16.8.06

Apelo do moinho - 1

Entretenho-me aqui sozinho más o campo todas as tardes, qu’ as manhãs já a nha senhora não mas deixa aqui fazer, quer companhia, tamém tá velha como eu, né. Faço um esforço tremendo pra me recordar do passado, mas acho qu’ o moinho é munto antigo, já vem do meu bisavô ou trisavô, até, pois. Antigo. Só eu já’ qui ando há sessenta e seis, pois, desde qu’ era garoto. Buli aqui munto. Agora só p’ra cá venho quando me apetece, qu’ é todos os dias, pois, tá claro, né, tamém deve ser o único vício que tenho, e isso agrada à nha gaivota, e ficamos os dois satisfeitos, qu’ eu já vou velho pr’a outros vícios!. É só o vento e o céu, um sossego que não é como lá na cidade, nem na vila, sequer, pois.

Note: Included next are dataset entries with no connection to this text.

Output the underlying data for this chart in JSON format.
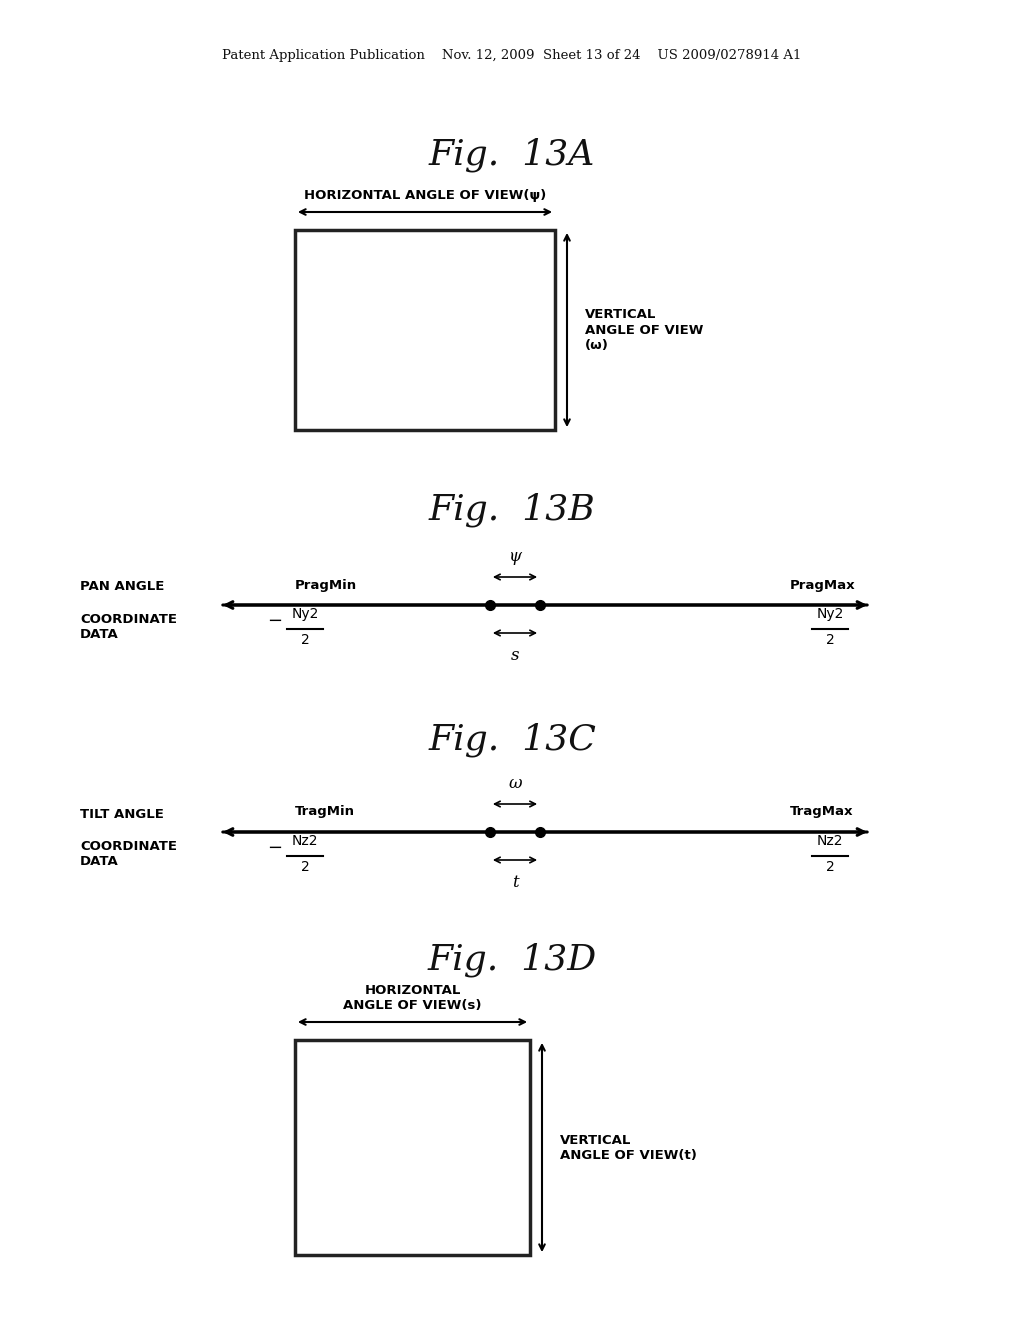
{
  "bg_color": "#ffffff",
  "header_text": "Patent Application Publication    Nov. 12, 2009  Sheet 13 of 24    US 2009/0278914 A1",
  "fig13A_title": "Fig.  13A",
  "fig13B_title": "Fig.  13B",
  "fig13C_title": "Fig.  13C",
  "fig13D_title": "Fig.  13D",
  "psi_label": "ψ",
  "omega_label": "ω",
  "s_label": "s",
  "t_label": "t",
  "pan_angle_label": "PAN ANGLE",
  "coord_data_label": "COORDINATE\nDATA",
  "tilt_angle_label": "TILT ANGLE",
  "pragmin_label": "PragMin",
  "pragmax_label": "PragMax",
  "tragmin_label": "TragMin",
  "tragmax_label": "TragMax",
  "ny2_label": "Ny2",
  "nz2_label": "Nz2",
  "minus_sign": "−",
  "horiz_label_13A": "HORIZONTAL ANGLE OF VIEW(ψ)",
  "vert_label_13A": "VERTICAL\nANGLE OF VIEW\n(ω)",
  "horiz_label_13D": "HORIZONTAL\nANGLE OF VIEW(s)",
  "vert_label_13D": "VERTICAL\nANGLE OF VIEW(t)"
}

Clientes já quase não tenho, quem é qu’ hoje quer cozer o pão com farinha moída assim à antiga, né. Os novos não se atraem pra trabalhar, aqui há uns tempos ainda se abeirou aí um moço da Assafora, ma queria dinheiro logo e paciência não a tinha, ora com’ é que se pode lidar uma mó alveira de seiscentos quilos sem paciência? Não se pode, né? E eu vender isto não vendo, ai isso era o mai mal que me podia acontecer, qu’ as memórias são muntas. A câmbra não se tenta, o parque natural, qu’ é como lhe chamam, é uma cambada, pois, assim mesmo, tirando a doutora, engenheira, tá claro, não me leve a mal. Mas a verdade é qu’ há dois anos quase que não vejo um tostão do acordo que fizeram vocês cômigo, pois, né. Sará munto, cento e vinte e cinco eros por mês, pergunto eu, sará assim um subsido tão pesado que já tenho caminhado pr’a lá tanta vez e não o cumprem e não há uma alma com um pedacinho de tempo pr’a me ouvir, nem o responsável, todo sorrisos todo sorrisos apenas daquela vez qu’ acompanhou cá os da televisão.

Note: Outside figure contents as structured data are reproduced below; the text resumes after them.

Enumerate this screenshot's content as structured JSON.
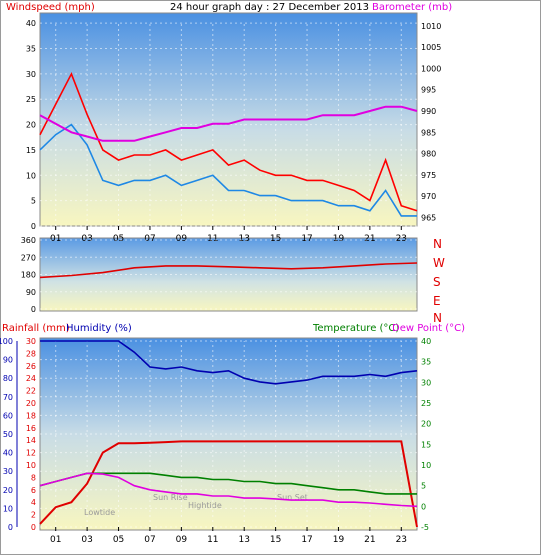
{
  "header": {
    "wind_label": "Windspeed (mph)",
    "title": "24 hour graph day : 27 December 2013",
    "baro_label": "Barometer (mb)"
  },
  "direction_labels": [
    "N",
    "W",
    "S",
    "E",
    "N"
  ],
  "lower_header": {
    "rain_label": "Rainfall (mm)",
    "humidity_label": "Humidity (%)",
    "temp_label": "Temperature (°C)",
    "dew_label": "Dew Point (°C)"
  },
  "annotations": {
    "lowtide": "Lowtide",
    "sunrise": "Sun Rise",
    "hightide": "Hightide",
    "sunset": "Sun Set"
  },
  "colors": {
    "wind": "#ff0000",
    "avg_wind": "#1e88e5",
    "baro": "#e000e0",
    "direction": "#e00000",
    "rain": "#e00000",
    "humidity": "#0000b0",
    "temp": "#008000",
    "dew": "#e000e0"
  },
  "chart_data": [
    {
      "type": "line",
      "panel": "wind_baro",
      "x_hours": [
        0,
        1,
        2,
        3,
        4,
        5,
        6,
        7,
        8,
        9,
        10,
        11,
        12,
        13,
        14,
        15,
        16,
        17,
        18,
        19,
        20,
        21,
        22,
        23,
        24
      ],
      "series": [
        {
          "name": "Windspeed (mph)",
          "axis": "left",
          "values": [
            18,
            24,
            30,
            22,
            15,
            13,
            14,
            14,
            15,
            13,
            14,
            15,
            12,
            13,
            11,
            10,
            10,
            9,
            9,
            8,
            7,
            5,
            13,
            4,
            3
          ]
        },
        {
          "values": [
            15,
            18,
            20,
            16,
            9,
            8,
            9,
            9,
            10,
            8,
            9,
            10,
            7,
            7,
            6,
            6,
            5,
            5,
            5,
            4,
            4,
            3,
            7,
            2,
            2
          ]
        },
        {
          "name": "Barometer (mb)",
          "axis": "right",
          "values": [
            989,
            987,
            985,
            984,
            983,
            983,
            983,
            984,
            985,
            986,
            986,
            987,
            987,
            988,
            988,
            988,
            988,
            988,
            989,
            989,
            989,
            990,
            991,
            991,
            990
          ]
        }
      ],
      "ylim_left": [
        0,
        42
      ],
      "ylim_right": [
        963,
        1013
      ],
      "yticks_left": [
        0,
        5,
        10,
        15,
        20,
        25,
        30,
        35,
        40
      ],
      "yticks_right": [
        965,
        970,
        975,
        980,
        985,
        990,
        995,
        1000,
        1005,
        1010
      ],
      "xticks": [
        "01",
        "03",
        "05",
        "07",
        "09",
        "11",
        "13",
        "15",
        "17",
        "19",
        "21",
        "23"
      ]
    },
    {
      "type": "line",
      "panel": "wind_direction",
      "x_hours": [
        0,
        2,
        4,
        6,
        8,
        10,
        12,
        14,
        16,
        18,
        20,
        22,
        24
      ],
      "values": [
        165,
        175,
        190,
        215,
        225,
        225,
        220,
        215,
        210,
        215,
        225,
        235,
        240
      ],
      "ylim": [
        0,
        360
      ],
      "yticks": [
        0,
        90,
        180,
        270,
        360
      ]
    },
    {
      "type": "line",
      "panel": "rain_humidity_temp",
      "x_hours": [
        0,
        1,
        2,
        3,
        4,
        5,
        6,
        7,
        8,
        9,
        10,
        11,
        12,
        13,
        14,
        15,
        16,
        17,
        18,
        19,
        20,
        21,
        22,
        23,
        24
      ],
      "series": [
        {
          "name": "Rainfall (mm)",
          "axis": "left_rain",
          "values": [
            0.5,
            3.2,
            4,
            7,
            12,
            13.5,
            13.5,
            13.6,
            13.7,
            13.8,
            13.8,
            13.8,
            13.8,
            13.8,
            13.8,
            13.8,
            13.8,
            13.8,
            13.8,
            13.8,
            13.8,
            13.8,
            13.8,
            13.8,
            0
          ]
        },
        {
          "name": "Humidity (%)",
          "axis": "left_humidity",
          "values": [
            100,
            100,
            100,
            100,
            100,
            100,
            94,
            86,
            85,
            86,
            84,
            83,
            84,
            80,
            78,
            77,
            78,
            79,
            81,
            81,
            81,
            82,
            81,
            83,
            84
          ]
        },
        {
          "name": "Temperature (°C)",
          "axis": "right",
          "values": [
            5,
            6,
            7,
            8,
            8,
            8,
            8,
            8,
            7.5,
            7,
            7,
            6.5,
            6.5,
            6,
            6,
            5.5,
            5.5,
            5,
            4.5,
            4,
            4,
            3.5,
            3,
            3,
            3
          ]
        },
        {
          "name": "Dew Point (°C)",
          "axis": "right",
          "values": [
            5,
            6,
            7,
            8,
            7.8,
            7,
            5,
            4,
            3.5,
            3,
            3,
            2.5,
            2.5,
            2,
            2,
            1.8,
            1.5,
            1.5,
            1.5,
            1,
            1,
            0.8,
            0.5,
            0.2,
            0
          ]
        }
      ],
      "ylim_rain": [
        0,
        30
      ],
      "ylim_humidity": [
        0,
        100
      ],
      "ylim_right": [
        -5,
        40
      ],
      "yticks_rain": [
        0,
        2,
        4,
        6,
        8,
        10,
        12,
        14,
        16,
        18,
        20,
        22,
        24,
        26,
        28,
        30
      ],
      "yticks_humidity": [
        0,
        10,
        20,
        30,
        40,
        50,
        60,
        70,
        80,
        90,
        100
      ],
      "yticks_right": [
        -5,
        0,
        5,
        10,
        15,
        20,
        25,
        30,
        35,
        40
      ],
      "xticks": [
        "01",
        "03",
        "05",
        "07",
        "09",
        "11",
        "13",
        "15",
        "17",
        "19",
        "21",
        "23"
      ]
    }
  ]
}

Já vários me têm dito Benedito não te metas com os ministérios qu’ isso não é gente de confiança, larg’ó moinho mas é. Ma’ isto é a nha vida, abalo do moinho, faço o quê, acabo de morrer na tasca do Timóteo, com’ ós outros, um bocadinho cada dia, então pr’a isso distraio-me aqui, entretenho-me com o silêncio e às vezes com os garotos. Há dias uma franguota duma escola que aí veio, olhou pr’ áquela nesguinha de mar lá longe, mais este verde à volta, e diz que rica casa de campo eu aqui construía! Olhe, foi de rir! Não me contive, eles querem lá saber dos moinhos, querem é tar perto da água pr’ós surfes, são novos ma’ não são nada parvos, veja lá se eles não percebem logo pr’ó qu’ isto está destinado mal eu lhe vire as costas.

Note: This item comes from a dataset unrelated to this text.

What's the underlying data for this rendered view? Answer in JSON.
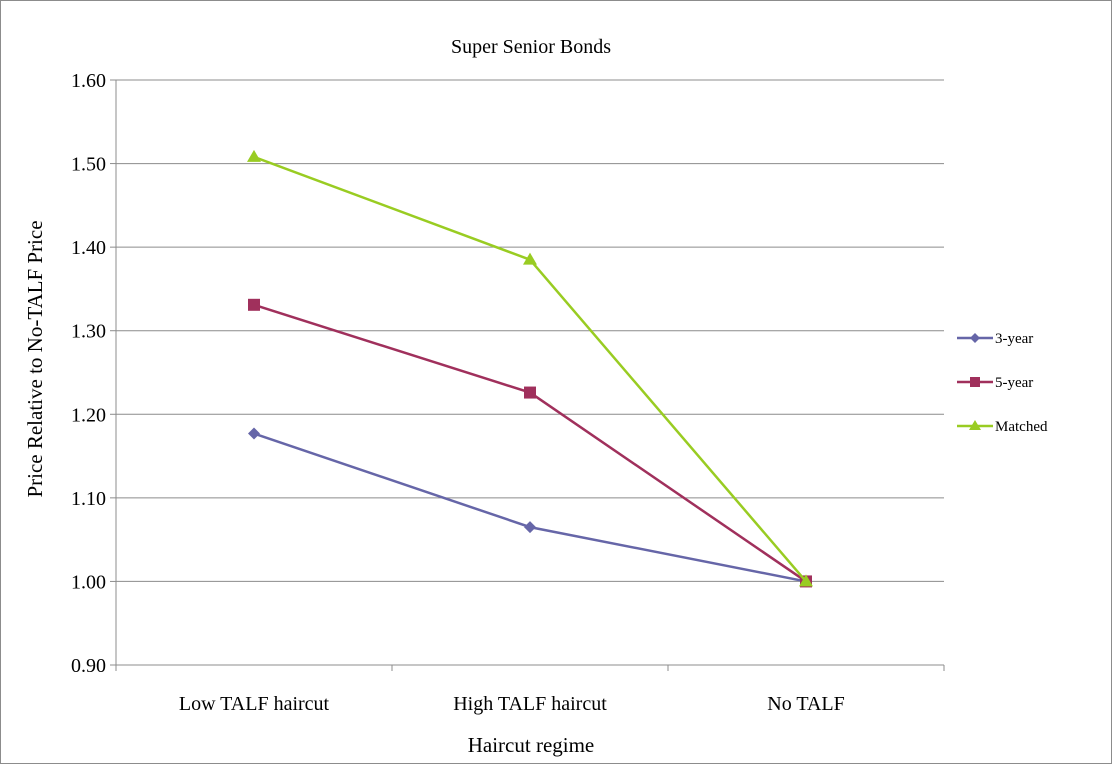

Por isso é que tão cedo não arredo. Eu paro, o moinho pára comigo. Pois. Tenho pena, tenho pena de tanta ignorância, de tanto desapego a esta beleza, de tanto desvario de dinheiros mal gastos, não se assuste que não é com a doutora, com a engenhêra, digo, que vai dar no mesmo, a mim desde que me paguem o combinado não me custa chamá-los a todos de doutores. Eu fico o doutor da farinha, pronto, pode-se dizer assim, né. É preciso a gente entreter-se com qualquer coisa na vida, e isto é uma ciência que também se faz de palavras complicadas, ora diga-me lá se sabe o que é um paneiro ou assim.